Referring to the Government’s 2008 report in which it reaffirmed that no persons had been prosecuted for resigning early and that in the public service in Djibouti it is still the rule that all civilian and military officials are under the obligation to serve the State for at least ten years, the Committee once again requests the Government to indicate which provisions of national legislation impose the obligation to serve the State for at least ten years. It also requests the Government to indicate how these provisions are applied in practice, and in particular to describe how applications to resign are dealt with from civilian and military officials who have not completed ten years of service.
Recalling that the Government had indicated in its report in 2000 that the freedom to leave the service had to be regulated in certain essential services, such as the army, which has the mission of defending the nation and its higher interests, the Committee requests the Government to continue providing information on any changes in the practice followed regarding applications to resign submitted by public officials, including military personnel. Where appropriate, the Committee requests the Government to provide information on the criteria applied by the Higher Military Council to reject an application to resign, particularly in cases where the training received by military personnel was financed by the army.
With regard more particularly to military doctors and pharmacists who, under section 8 of Decree No. 91-029/PR/DEF issuing their conditions of service, are required to serve in the army for a period of 15 years, the Government has indicated that this provision has never been applied and that there have not been any administrative, military or court proceedings concerning persons who have left the army or asked to be released from their duties.
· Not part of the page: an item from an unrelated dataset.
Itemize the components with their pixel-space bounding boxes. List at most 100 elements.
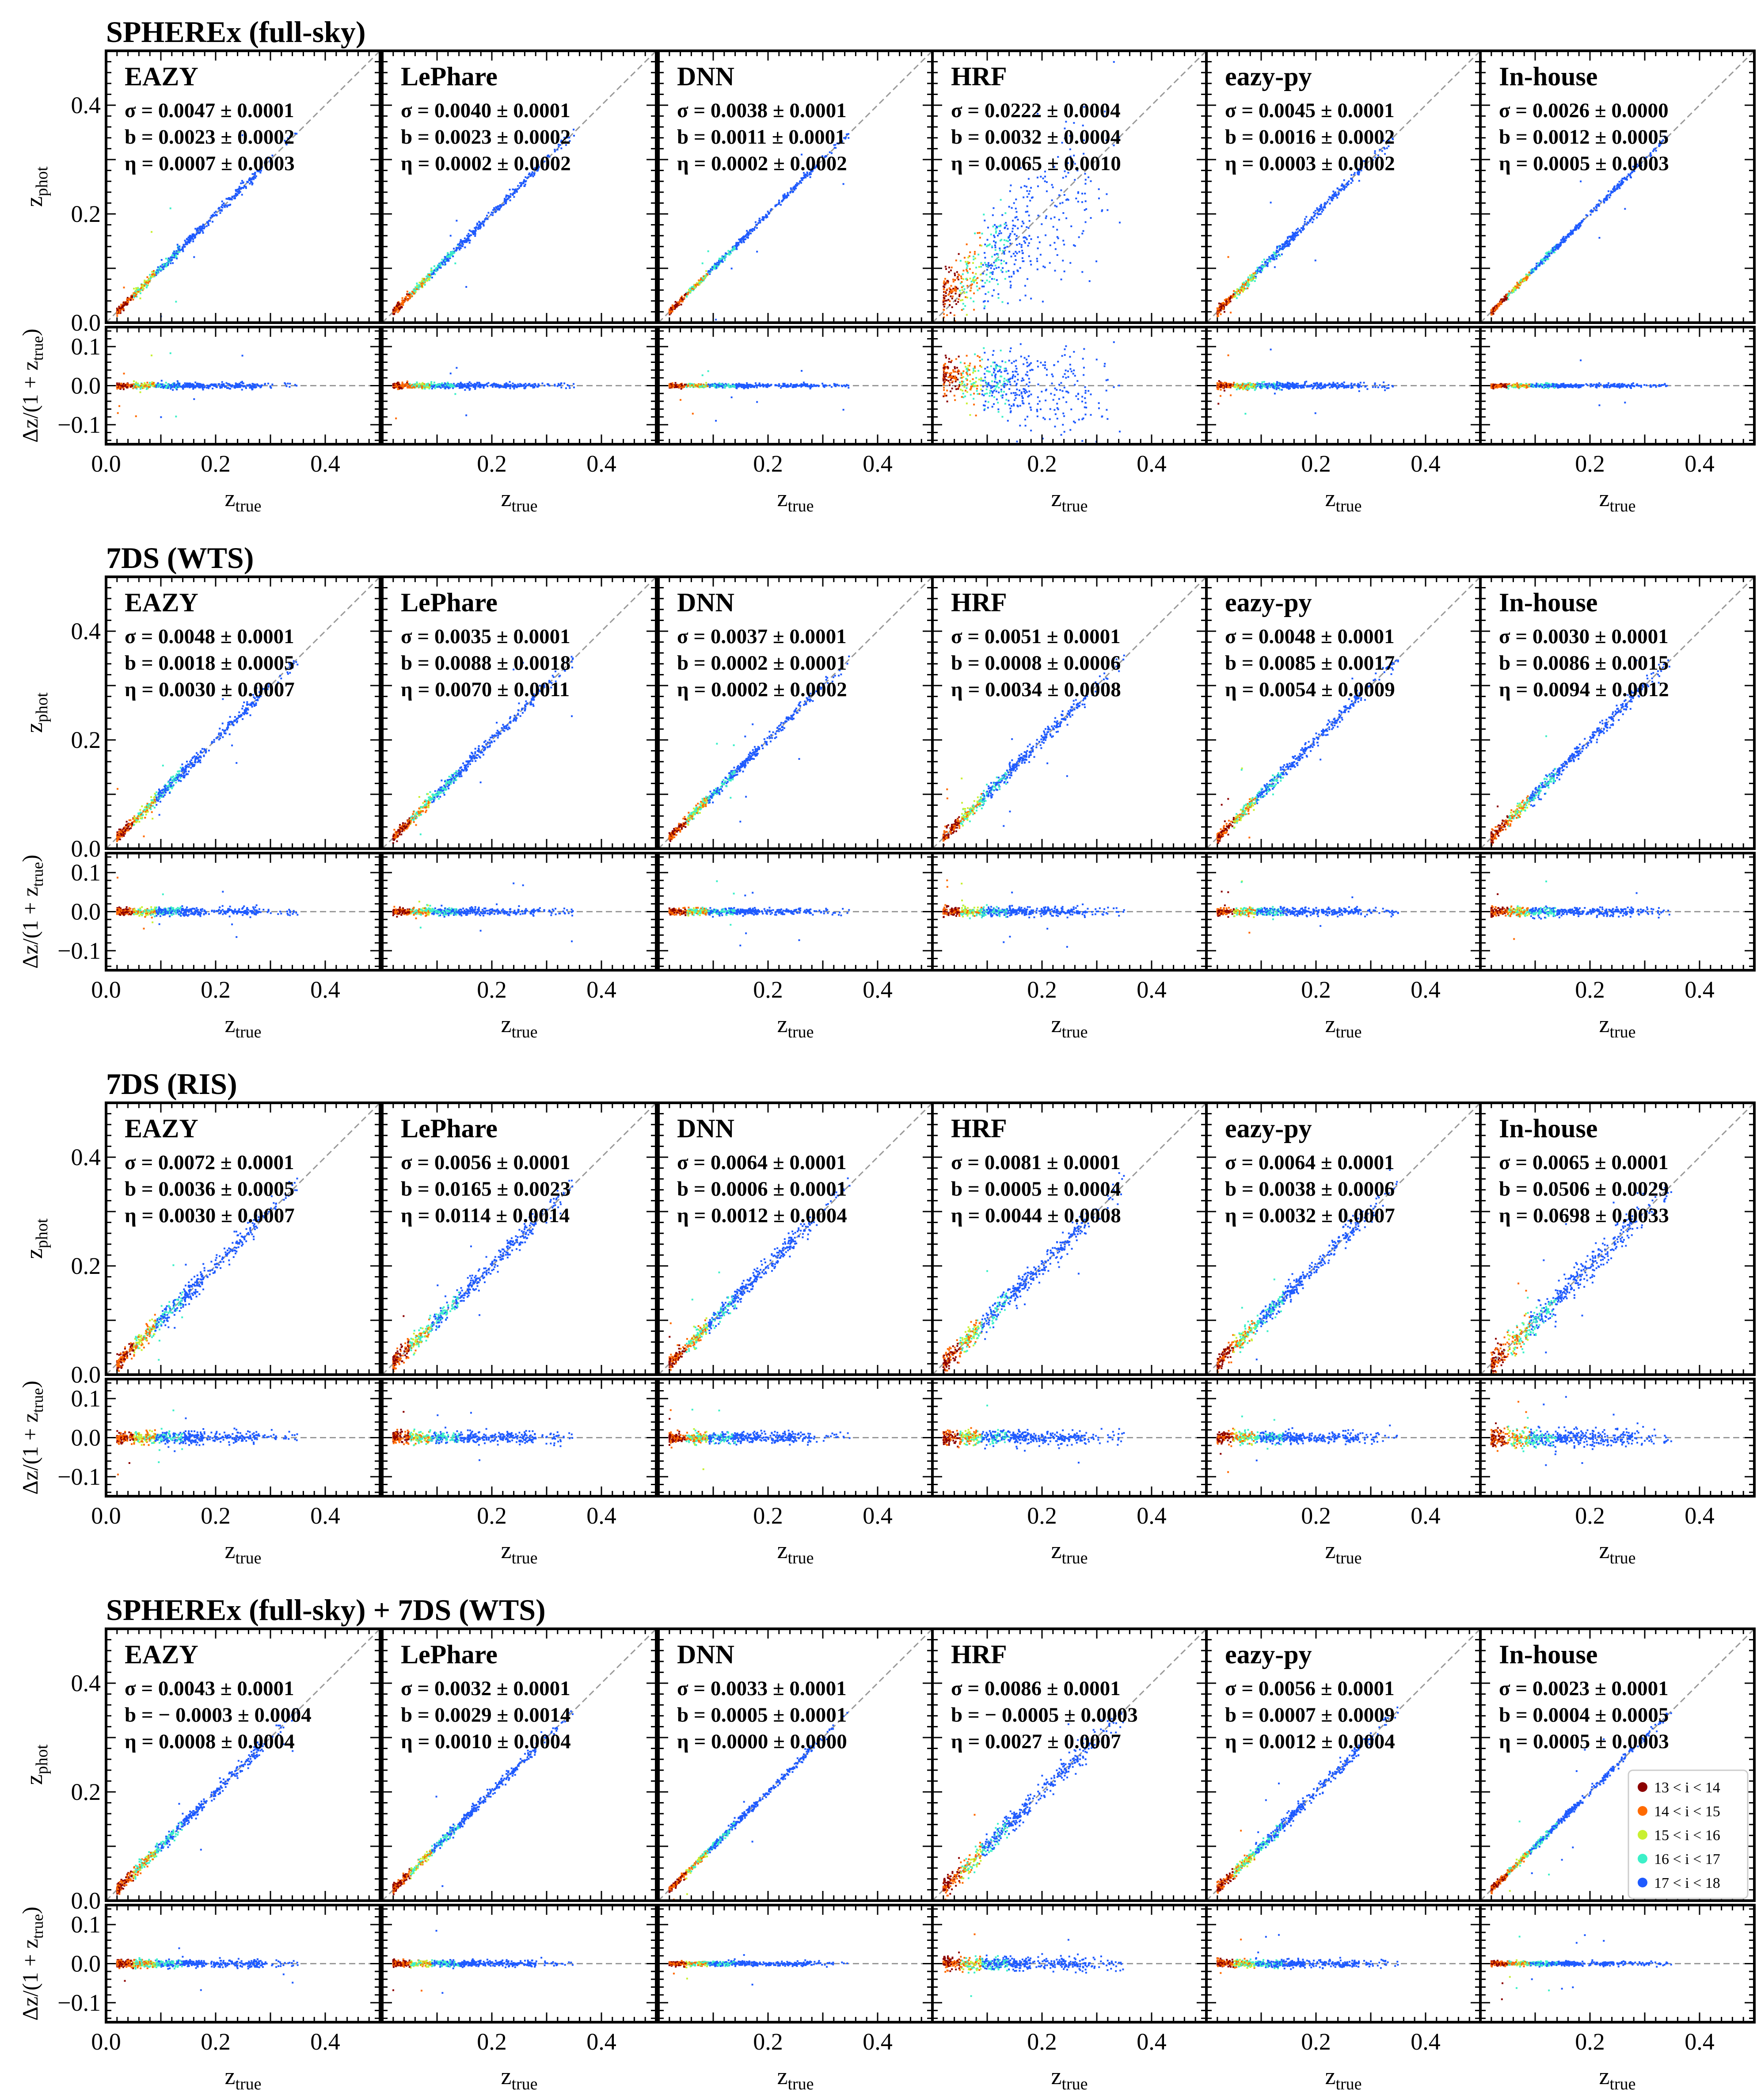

The Government added that this text would be examined in light of the Convention, as part of the legislative and regulatory review of labour standards that the Government hoped to undertake with the assistance of the Office. Noting an absence of information on the subject, the Committee once again requests the Government to provide information on any measure taken to amend section 8 of the Decree issuing the conditions of service of military doctors and pharmacists so as to allow them to leave the service in times of peace within a reasonable period, either at specified intervals, or with previous notice, or subject to the conditions which may normally be required to ensure continuity of service.
Article 2(2)(c). Community work. In its previous comments, the Committee noted that section 35 of the Penal Code (Act No. 59/AN/94 of 5 January 1995) establishes, inter alia, the penalty of community work. It noted that, in cases where an offence is penalized with a sentence of imprisonment equal to or shorter than one year, this sentence may be replaced by the performance of community work on behalf of a public association or an association authorized to implement work in the general interest. A sentence of community work may not be applied to a person who refuses to serve it (section 37). The Committee also noted that, under the terms of section 38, the arrangements for complying with the obligation to perform community work are decided upon by the judge responsible for the application of penalties. Noting the Government’s indication that it has not been able to send any information on the subject and that it undertakes to do so subsequently, the Committee requests it to indicate, in its next report, whether courts have already applied sentences of community work and, if so, to provide information on the type of work that may be imposed in such a context, as well as the list of associations authorized to benefit from this community work.